MongoDB with Spark connector and Java read issue

Gareth_Furnell · November 29, 2023, 1:55pm

Hi

I have a Spark connector that reads from my MongoDB Database with version information:

"clientMetadata": {
        "driver": {
            "name": "mongo-java-driver|legacy|mongo-spark",
            "version": "3.12.3|2.4.1"
        },
        "os": {
            "type": "Linux",
            "name": "Linux",
            "architecture": "amd64",
            "version": "3.10.0-1160.99.1.el7.x86_64"
        },
        "platform": "Java/Red Hat, Inc./1.8.0_382-b05|Scala/2.11.12:Spark/2.4.8.7.1.9.0-387"
    },

and for some reason that I cannot find the root cause of, every read query creates a filter:

{
                "$match": {
                    "_id": {
                        "$lt": "747877945yrhduwedu"
                    }
                }
            }

which i do not specify in the aggregation pipeline at all - this then causes the query to scan the entire collection and creates slow queries - if I test an aggregation pipeline removing this $match the query is lightning fast.

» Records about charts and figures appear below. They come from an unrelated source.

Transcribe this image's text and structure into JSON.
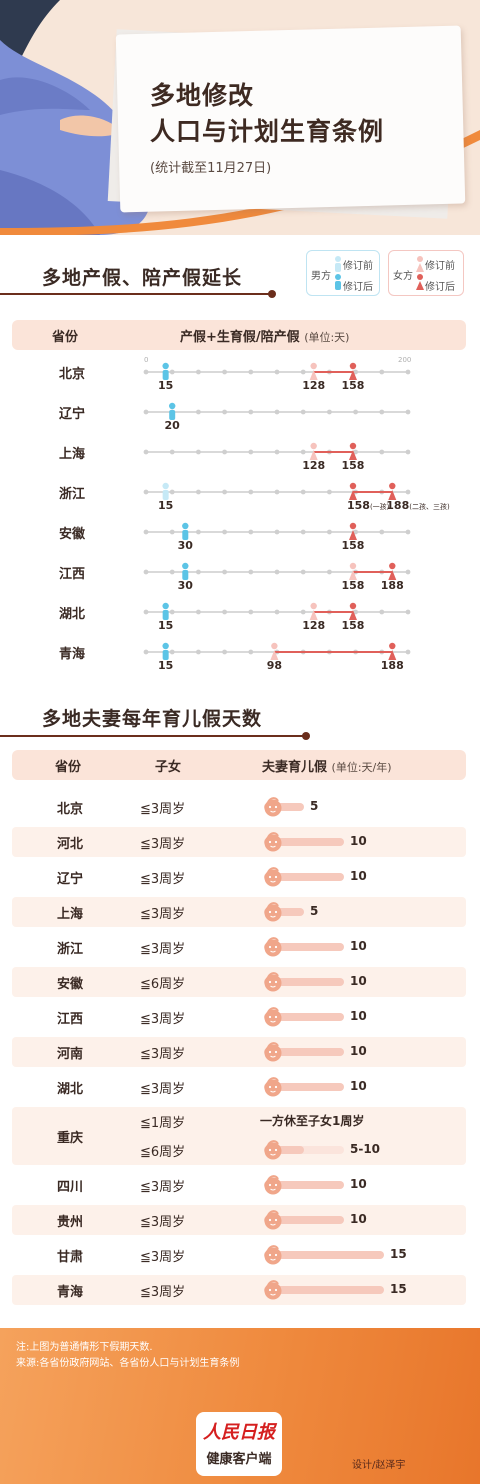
{
  "header": {
    "title_line1": "多地修改",
    "title_line2": "人口与计划生育条例",
    "subtitle": "(统计截至11月27日)"
  },
  "section1": {
    "title": "多地产假、陪产假延长",
    "legend": {
      "male": "男方",
      "female": "女方",
      "before": "修订前",
      "after": "修订后"
    },
    "table_header": {
      "province": "省份",
      "measure": "产假+生育假/陪产假",
      "unit": "(单位:天)"
    },
    "axis_min_label": "0",
    "axis_max_label": "200"
  },
  "section2": {
    "title": "多地夫妻每年育儿假天数",
    "table_header": {
      "province": "省份",
      "children": "子女",
      "measure": "夫妻育儿假",
      "unit": "(单位:天/年)"
    }
  },
  "chart_data": [
    {
      "type": "scatter",
      "title": "多地产假、陪产假延长",
      "ylabel": "产假+生育假/陪产假",
      "unit": "(单位:天)",
      "xlim": [
        0,
        200
      ],
      "colors": {
        "male_before": "#c6e9f6",
        "male_after": "#5cc4e6",
        "female_before": "#f6c3bd",
        "female_after": "#e0605a"
      },
      "rows": [
        {
          "province": "北京",
          "male_before": null,
          "male_after": 15,
          "female_before": 128,
          "female_after": [
            158
          ],
          "male_label": "15",
          "female_before_label": "128",
          "female_after_labels": [
            "158"
          ]
        },
        {
          "province": "辽宁",
          "male_before": null,
          "male_after": 20,
          "female_before": null,
          "female_after": [],
          "male_label": "20",
          "female_before_label": "",
          "female_after_labels": []
        },
        {
          "province": "上海",
          "male_before": null,
          "male_after": null,
          "female_before": 128,
          "female_after": [
            158
          ],
          "male_label": "",
          "female_before_label": "128",
          "female_after_labels": [
            "158"
          ]
        },
        {
          "province": "浙江",
          "male_before": 15,
          "male_after": null,
          "female_before": null,
          "female_after": [
            158,
            188
          ],
          "male_label": "15",
          "female_before_label": "",
          "female_after_labels": [
            "158",
            "188"
          ],
          "female_after_notes": [
            "(一孩)",
            "(二孩、三孩)"
          ]
        },
        {
          "province": "安徽",
          "male_before": null,
          "male_after": 30,
          "female_before": null,
          "female_after": [
            158
          ],
          "male_label": "30",
          "female_before_label": "",
          "female_after_labels": [
            "158"
          ]
        },
        {
          "province": "江西",
          "male_before": null,
          "male_after": 30,
          "female_before": 158,
          "female_after": [
            188
          ],
          "male_label": "30",
          "female_before_label": "158",
          "female_after_labels": [
            "188"
          ]
        },
        {
          "province": "湖北",
          "male_before": null,
          "male_after": 15,
          "female_before": 128,
          "female_after": [
            158
          ],
          "male_label": "15",
          "female_before_label": "128",
          "female_after_labels": [
            "158"
          ]
        },
        {
          "province": "青海",
          "male_before": null,
          "male_after": 15,
          "female_before": 98,
          "female_after": [
            188
          ],
          "male_label": "15",
          "female_before_label": "98",
          "female_after_labels": [
            "188"
          ]
        }
      ]
    },
    {
      "type": "bar",
      "title": "多地夫妻每年育儿假天数",
      "ylabel": "夫妻育儿假",
      "unit": "(单位:天/年)",
      "xlim": [
        0,
        15
      ],
      "colors": {
        "bar": "#f6c9bc",
        "bar_light": "#fbe4dc",
        "face": "#f0a68a"
      },
      "rows": [
        {
          "province": "北京",
          "age": "≦3周岁",
          "value": 5,
          "label": "5"
        },
        {
          "province": "河北",
          "age": "≦3周岁",
          "value": 10,
          "label": "10"
        },
        {
          "province": "辽宁",
          "age": "≦3周岁",
          "value": 10,
          "label": "10"
        },
        {
          "province": "上海",
          "age": "≦3周岁",
          "value": 5,
          "label": "5"
        },
        {
          "province": "浙江",
          "age": "≦3周岁",
          "value": 10,
          "label": "10"
        },
        {
          "province": "安徽",
          "age": "≦6周岁",
          "value": 10,
          "label": "10"
        },
        {
          "province": "江西",
          "age": "≦3周岁",
          "value": 10,
          "label": "10"
        },
        {
          "province": "河南",
          "age": "≦3周岁",
          "value": 10,
          "label": "10"
        },
        {
          "province": "湖北",
          "age": "≦3周岁",
          "value": 10,
          "label": "10"
        },
        {
          "province": "重庆",
          "age": "≦1周岁",
          "value": null,
          "label": "",
          "note": "一方休至子女1周岁",
          "age2": "≦6周岁",
          "value2": [
            5,
            10
          ],
          "label2": "5-10"
        },
        {
          "province": "四川",
          "age": "≦3周岁",
          "value": 10,
          "label": "10"
        },
        {
          "province": "贵州",
          "age": "≦3周岁",
          "value": 10,
          "label": "10"
        },
        {
          "province": "甘肃",
          "age": "≦3周岁",
          "value": 15,
          "label": "15"
        },
        {
          "province": "青海",
          "age": "≦3周岁",
          "value": 15,
          "label": "15"
        }
      ]
    }
  ],
  "footer": {
    "note": "注:上图为普通情形下假期天数.",
    "source": "来源:各省份政府网站、各省份人口与计划生育条例",
    "logo_main": "人民日报",
    "logo_sub": "健康客户端",
    "designer": "设计/赵泽宇"
  }
}
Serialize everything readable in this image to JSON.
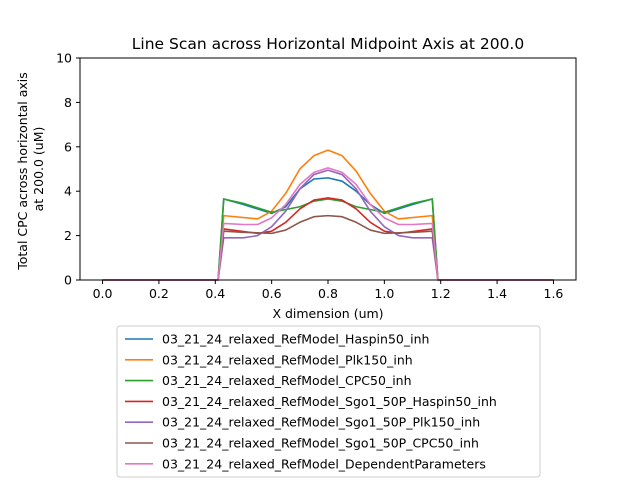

Any assistance would be greatly appreciated
Kindest Regards
Gareth Furnell

dha24 · November 30, 2023, 8:21am

can you share the complete pipeline that you are using to get data through the spark

Gareth_Furnell · November 30, 2023, 9:08am

Spark settings:
 
{   'pipeline': [   {   '$match': {   'date': 202311,
                                      'day': 30,
                                      'hour': 11,
                                      'array.field': 'data'}},
                    {   '$project': {   'array.field': 0,
                                        'array.field.headers': 0,
                                        'array.field': 0}}],
    'spark.mongodb.input.batchSize': '1000',
    'spark.mongodb.input.localThreshold': '15',
    'spark.mongodb.input.readPreference.name': 'secondary',
    'spark.mongodb.input.registerSQLHelperFunctions': False,
    'spark.mongodb.input.sampleSize': '1000',

This is in the spark settings but when the query goes through and i check it when it becomes a slow query it includes the:

 "command": {
        "aggregate": "collection",
        "pipeline": [
            {
                "$match": {
                    "_id": {
                        "$lt": "23487fhisjdkcn"
                    }
                }
            },
            {
                "$match": {
                    "date": 202311,
                    "day": 30,
                    "hour": 11,
                    "array.field": "field"
                }
            },
            {
                "$project": {
                    "array.field": 0,
                    "array.field.headers": 0,
                    "array.field": 0
                }
            }
        ],
        "cursor": {
            "batchSize": 1000
        },